Subhankar Bhowmik had approached the Tripura High Court by way of a PIL, contending that the Insolvency and Bankruptcy Code, 2016 (IBC) and the Regulations framed thereunder, did not prescribe any class of creditors to which the term "decree holder" belonged and therefore, without such prescription in the IBC, the class of "decree holders" fell into the residual class of "other creditors", which was clearly arbitrary and therefore violative of Article 14.
 
 
Hence, Bhowmik sought Section 3(10) of the Insolvency and Bankruptcy Code 2016, to be declared as ultra vires as it failed to define the term “other creditors” and the impugned provisions may be interpreted harmoniously to include words “decree holders” as existing in Section 3(10) to be at par with “financial creditors” under Regulation 9A. Bhowmik also sought directions to issue an appropriate Writ, Order or Direction more particularly in the nature of Writ of Certiorari declaring that claims filed under a CIRP (Corporate Insolvency Resolution Process ('CIRP') is a recovery mechanism for the creditors of a corporate debtor.
 
 
The High Court while considering the matter referred to the word “creditor” as defined under Section 3(10) of the IBC which reads as, “creditor” means any person to whom a debt is owed and includes a financial creditor, an operational creditor, a secured creditor, an unsecured creditor and a decree-holder;” and observed that IBC had indeed recognized and given a statutory status, to the decree-holder as a ‘creditor’ under Section 3(10) of the IBC, by virtue of the decree. Since the decree cannot be executed by operation of the moratorium under Section 14, the IBC makes a provision to protect the interests of a decree holder by recognizing it as a creditor.
 
 
Bhowmik further contended that the decree holders as a class of creditors have been discriminated as they do not find a place on the Committee of Creditors in terms of Section 21 of the IBC and in terms of Regulation 16 of the CIRP Regulations. The High Court had rejected all the contentions and arguments of Bhowmik and held that IBC treats decree holders as a separate class.
 
 
Against this, Bhowmik preferred a Special Leave Petition in the Hon’ble Supreme Court of India.

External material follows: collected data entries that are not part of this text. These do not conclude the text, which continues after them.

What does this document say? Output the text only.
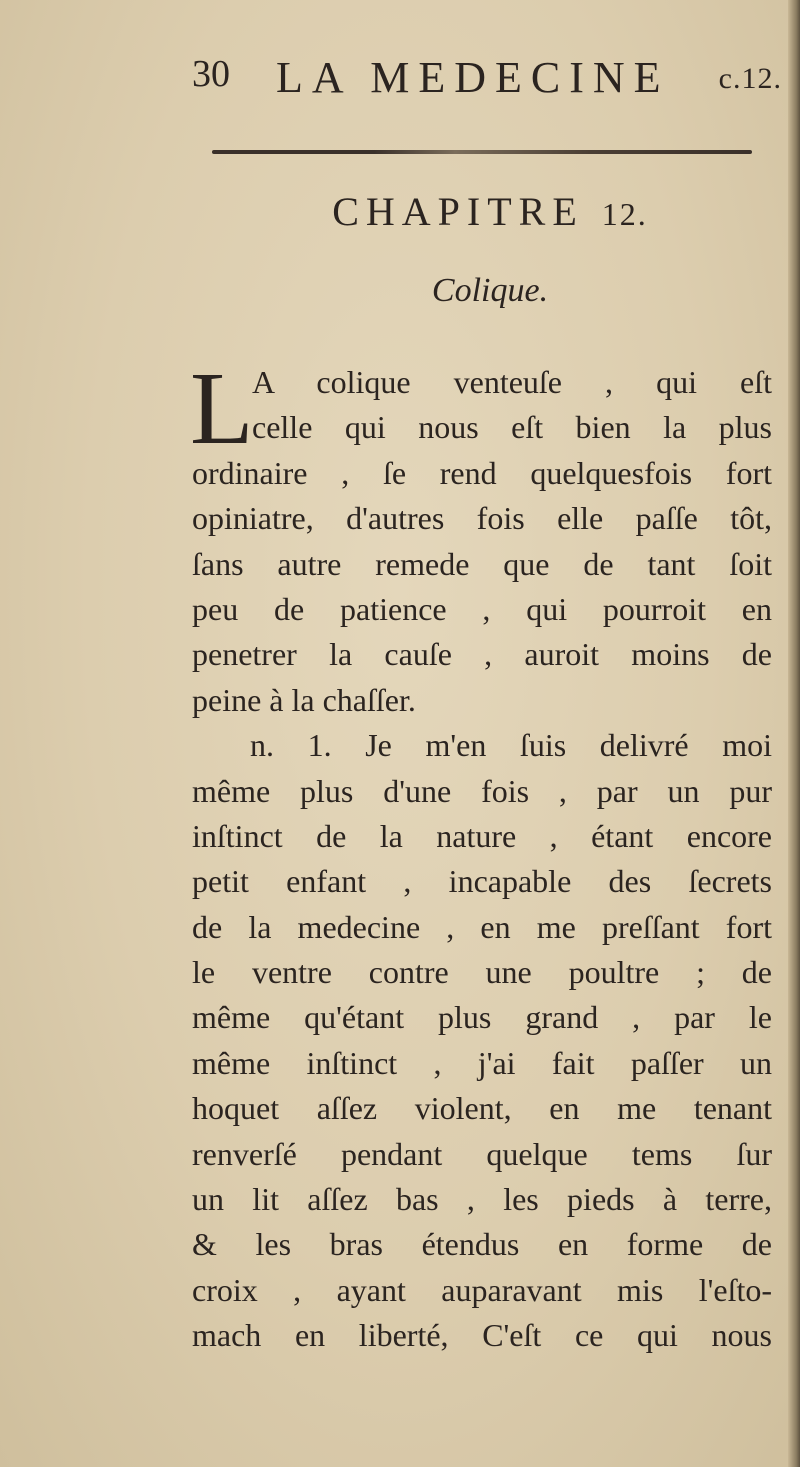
30 LA MEDECINE c.12.
CHAPITRE 12.
Colique.
L
A colique venteuſe , qui eſt
celle qui nous eſt bien la plus
ordinaire , ſe rend quelquesfois fort
opiniatre, d'autres fois elle paſſe tôt,
ſans autre remede que de tant ſoit
peu de patience , qui pourroit en
penetrer la cauſe , auroit moins de
peine à la chaſſer.
n. 1. Je m'en ſuis delivré moi
même plus d'une fois , par un pur
inſtinct de la nature , étant encore
petit enfant , incapable des ſecrets
de la medecine , en me preſſant fort
le ventre contre une poultre ; de
même qu'étant plus grand , par le
même inſtinct , j'ai fait paſſer un
hoquet aſſez violent, en me tenant
renverſé pendant quelque tems ſur
un lit aſſez bas , les pieds à terre,
& les bras étendus en forme de
croix , ayant auparavant mis l'eſto-
mach en liberté, C'eſt ce qui nous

However the Apex Court said, "To put the steering wheel of a non-adversarial process to revive a corporate debtor, in the hands of an adversarial claimant, would defeat the very purpose of the IBC.
 
 
Having found no merit in the contentions raised by Bhowmik, the Hon’ble Supreme Court of India upheld the order passed by Tripura High Court thereby reiterating that the distinction of decree holders as creditors from “financial creditors” and “operational creditors” is an intelligible purpose of the IBC, and the same could not be stated to be either “discriminatory” or “arbitrary”.